Russia Moves to Destroy Nerve Gas Shells
By DOUGLAS BIRCH – Sep 6, 2007
SHCHUCHYE, Russia (AP) -- In the wheat fields of western Siberia, the United States is building a factory the size of a small town to destroy 2 million Soviet-era artillery shells filled with deadly nerve gas.
Former U.S. Sen. Sam Nunn praised the project as "this noble effort" during a visit to the Shchuchye plant Thursday. But so far it hasn't been easy.
After more than a year of delay caused by a fruitless hunt for a Russian subcontractor to install key equipment at reasonable cost, U.S. officials a few months ago turned to Viktor Kholstov, deputy director of the Federal Industry Agency, who runs Russia's chemical disarmament efforts.
The U.S. gave Kholstov the job of awarding up to $200 million in contracts to complete the project -- part of the total $1 billion that the U.S. is contributing. U.S. officials said he swiftly found subcontractors willing to do much of the remaining work at fair prices and progress stepped up dramatically.
Shchuchye is the single most expensive effort under the Nunn-Lugar Cooperative Threat Reduction program -- named after Nunn and Sen. Richard Lugar, who also visited the site Thursday.
Congress adopted the Nunn-Lugar program in 1992 shortly after the Soviet Union collapsed to finance a disarmament system that would keep Russia's stockpile of nuclear, biological and chemical arsenal from falling into the hands of rogue states and terrorists.
Under the program, former Soviet nations have deactivated 6,982 nuclear warheads, destroyed 653 intercontinental ballistic missiles and chopped up 30 nuclear submarines.
Russia is working with 13 other nations to build the Shchuchye facility, but the U.S. agreed to pay for the vast majority of its cost.
The 250-acre complex, now a little more than half completed, is intended to destroy what Paul McNelly, project manager for the Defense Department, said are "the most pilferable" nerve gas weapons in Russia's enormous stockpile of chemical arms.
Although the shells are decades old, McNelly said the poisons they contain are "in pristine condition." Nunn called the shells, three of which could fit in a suitcase, "a terrorist's dream."
Problems with construction last year led a U.S. General Accounting Office analyst to conclude "Shchuchye may no longer be a priority for the Russian government."
"Disagreements between the United States and Russia over the types of munitions to destroy and how to destroy them, negotiations to resolve outstanding issues, restrictions on U.S. funding, and difficulties with Russian subcontractors, among other factors, have delayed the Shchuchye facility's completion and increased its costs," Joseph A. Christoff told Congress.
James Reid, director of the Defense Department's Cooperative Threat reduction policy office, said Thursday most of the delay came as officials tried to meet stipulations set by Congress -- requiring, for example, that the agency clear up discrepancies in Russian statements about the size of its chemical arsenal.
Those stipulations were eventually waived by the White House to allow the project to go forward, Reid said.
The cost of the project rose mostly because of the ruble's growing value and rising prices in Russia, he added.
McNelly, the Defense Department's project manager, and other U.S. officials said that since Kholstov was allowed to sign contracts, the project has rapidly accelerated.
Russian officials, McNelly said, can be more flexible in awarding contracts because they don't have to follow U.S. bidding procedures.
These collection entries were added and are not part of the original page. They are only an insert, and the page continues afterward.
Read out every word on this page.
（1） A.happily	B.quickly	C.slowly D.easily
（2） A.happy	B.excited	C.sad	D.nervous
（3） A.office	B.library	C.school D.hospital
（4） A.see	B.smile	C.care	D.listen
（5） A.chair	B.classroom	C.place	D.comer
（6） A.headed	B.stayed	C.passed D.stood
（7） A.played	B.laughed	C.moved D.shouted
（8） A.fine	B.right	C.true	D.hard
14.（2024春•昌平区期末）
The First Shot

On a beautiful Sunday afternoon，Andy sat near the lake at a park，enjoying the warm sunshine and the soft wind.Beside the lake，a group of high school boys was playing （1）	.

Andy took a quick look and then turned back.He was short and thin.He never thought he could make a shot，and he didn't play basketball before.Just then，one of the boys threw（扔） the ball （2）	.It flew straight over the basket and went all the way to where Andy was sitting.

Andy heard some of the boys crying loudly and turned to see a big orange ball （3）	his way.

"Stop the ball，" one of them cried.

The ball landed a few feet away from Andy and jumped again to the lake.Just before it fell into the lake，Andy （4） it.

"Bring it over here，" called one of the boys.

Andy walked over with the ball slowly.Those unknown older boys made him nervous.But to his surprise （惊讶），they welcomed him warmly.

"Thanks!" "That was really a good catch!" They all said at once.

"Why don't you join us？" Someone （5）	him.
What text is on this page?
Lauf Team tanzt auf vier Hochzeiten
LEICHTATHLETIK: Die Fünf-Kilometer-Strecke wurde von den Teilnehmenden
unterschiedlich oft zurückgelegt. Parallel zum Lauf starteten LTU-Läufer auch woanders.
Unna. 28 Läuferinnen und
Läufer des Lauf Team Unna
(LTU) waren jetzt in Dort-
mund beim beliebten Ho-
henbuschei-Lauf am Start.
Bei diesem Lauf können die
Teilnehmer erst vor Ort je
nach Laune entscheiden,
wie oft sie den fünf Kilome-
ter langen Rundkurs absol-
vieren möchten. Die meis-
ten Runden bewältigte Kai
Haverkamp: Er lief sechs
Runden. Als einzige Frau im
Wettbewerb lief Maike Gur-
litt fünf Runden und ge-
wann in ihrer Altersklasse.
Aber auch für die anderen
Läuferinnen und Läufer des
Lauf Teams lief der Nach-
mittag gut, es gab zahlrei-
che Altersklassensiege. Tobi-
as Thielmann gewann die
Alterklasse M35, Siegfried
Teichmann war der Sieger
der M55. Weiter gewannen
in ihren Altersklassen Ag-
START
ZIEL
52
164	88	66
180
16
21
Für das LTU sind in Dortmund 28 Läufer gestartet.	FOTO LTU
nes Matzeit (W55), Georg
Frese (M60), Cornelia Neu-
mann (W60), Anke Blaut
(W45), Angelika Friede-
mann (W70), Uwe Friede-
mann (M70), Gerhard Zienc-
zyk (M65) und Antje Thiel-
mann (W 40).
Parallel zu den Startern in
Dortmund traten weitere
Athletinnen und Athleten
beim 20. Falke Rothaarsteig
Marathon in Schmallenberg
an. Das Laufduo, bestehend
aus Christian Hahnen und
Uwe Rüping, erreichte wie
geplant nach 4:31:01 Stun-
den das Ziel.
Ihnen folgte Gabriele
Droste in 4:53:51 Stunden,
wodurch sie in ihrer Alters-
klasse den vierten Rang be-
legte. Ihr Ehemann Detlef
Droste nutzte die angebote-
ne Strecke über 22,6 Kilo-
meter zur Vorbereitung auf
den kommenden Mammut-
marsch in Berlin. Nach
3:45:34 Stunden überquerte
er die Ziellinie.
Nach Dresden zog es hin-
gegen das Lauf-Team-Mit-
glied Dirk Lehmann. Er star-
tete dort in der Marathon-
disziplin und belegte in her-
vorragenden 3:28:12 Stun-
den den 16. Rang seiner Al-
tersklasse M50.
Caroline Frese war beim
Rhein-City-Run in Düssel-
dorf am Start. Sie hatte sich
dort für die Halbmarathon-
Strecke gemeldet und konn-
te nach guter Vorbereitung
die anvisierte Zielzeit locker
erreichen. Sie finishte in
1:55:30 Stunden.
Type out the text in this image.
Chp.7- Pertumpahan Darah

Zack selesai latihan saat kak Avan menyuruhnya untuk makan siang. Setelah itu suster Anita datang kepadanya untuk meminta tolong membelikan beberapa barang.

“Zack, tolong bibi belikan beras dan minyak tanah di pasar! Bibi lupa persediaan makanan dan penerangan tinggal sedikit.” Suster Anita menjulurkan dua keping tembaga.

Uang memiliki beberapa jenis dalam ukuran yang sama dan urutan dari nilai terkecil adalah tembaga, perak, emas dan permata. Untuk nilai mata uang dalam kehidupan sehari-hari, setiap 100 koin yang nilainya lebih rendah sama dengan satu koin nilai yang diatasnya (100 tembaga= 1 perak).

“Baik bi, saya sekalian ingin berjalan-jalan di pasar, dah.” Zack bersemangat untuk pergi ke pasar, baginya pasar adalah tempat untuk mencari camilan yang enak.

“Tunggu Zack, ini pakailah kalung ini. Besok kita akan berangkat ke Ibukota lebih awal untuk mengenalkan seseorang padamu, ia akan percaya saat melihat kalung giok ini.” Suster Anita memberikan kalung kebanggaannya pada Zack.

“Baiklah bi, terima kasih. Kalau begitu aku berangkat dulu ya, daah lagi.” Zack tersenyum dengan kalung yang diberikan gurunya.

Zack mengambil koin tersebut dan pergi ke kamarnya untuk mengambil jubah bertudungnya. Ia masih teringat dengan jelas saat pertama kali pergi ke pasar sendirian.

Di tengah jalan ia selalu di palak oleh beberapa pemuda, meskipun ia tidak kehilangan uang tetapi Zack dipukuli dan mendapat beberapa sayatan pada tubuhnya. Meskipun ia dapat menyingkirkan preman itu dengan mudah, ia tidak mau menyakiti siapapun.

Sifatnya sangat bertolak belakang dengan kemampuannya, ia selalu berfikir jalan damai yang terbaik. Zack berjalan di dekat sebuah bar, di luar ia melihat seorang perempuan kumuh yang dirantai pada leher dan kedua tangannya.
They also have better relations with contractors, because the contractors know they will have to do business with Russia's government again, he said.
The artillery shells are now stored like wine bottles on wooden racks in an isolated patch of forest. U.S. officials originally wanted to build the destruction facility next to that site. But local officials offered parcels elsewhere, making it necessary to build a $26 million, 10-mile railroad to move the shells.
Sergei Serbin, the project's senior Russian official, led Nunn and Lugar on a tour of the cavernous Building 101a, one of two concrete structures where soman, sarin and VX nerve agents from the old shells will be drained, neutralized and turned into a harmless, tar-like substance.
The Russians say they have already destroyed 28 percent of their chemical arsenal. The United States says it has destroyed more than 40 percent of its own stockpile.
Both the United States and Russia are required under international treaty to destroy their remaining stocks of chemical arms by 2012. The GAO predicted last year Russia would miss the deadline, but the Kremlin has ramped up spending and construction significantly over the past year.
The first shells are expected to be destroyed at Shchuchye in late 2008, U.S. officials said. Destruction of the huge stockpile is expected to take about four years.
"We are in the finishing stretch," Lugar, 75, an Indiana Republican, declared after the tour. "In a few months the Russians will be eliminating chemical weapons which could be a danger to Russia and the world."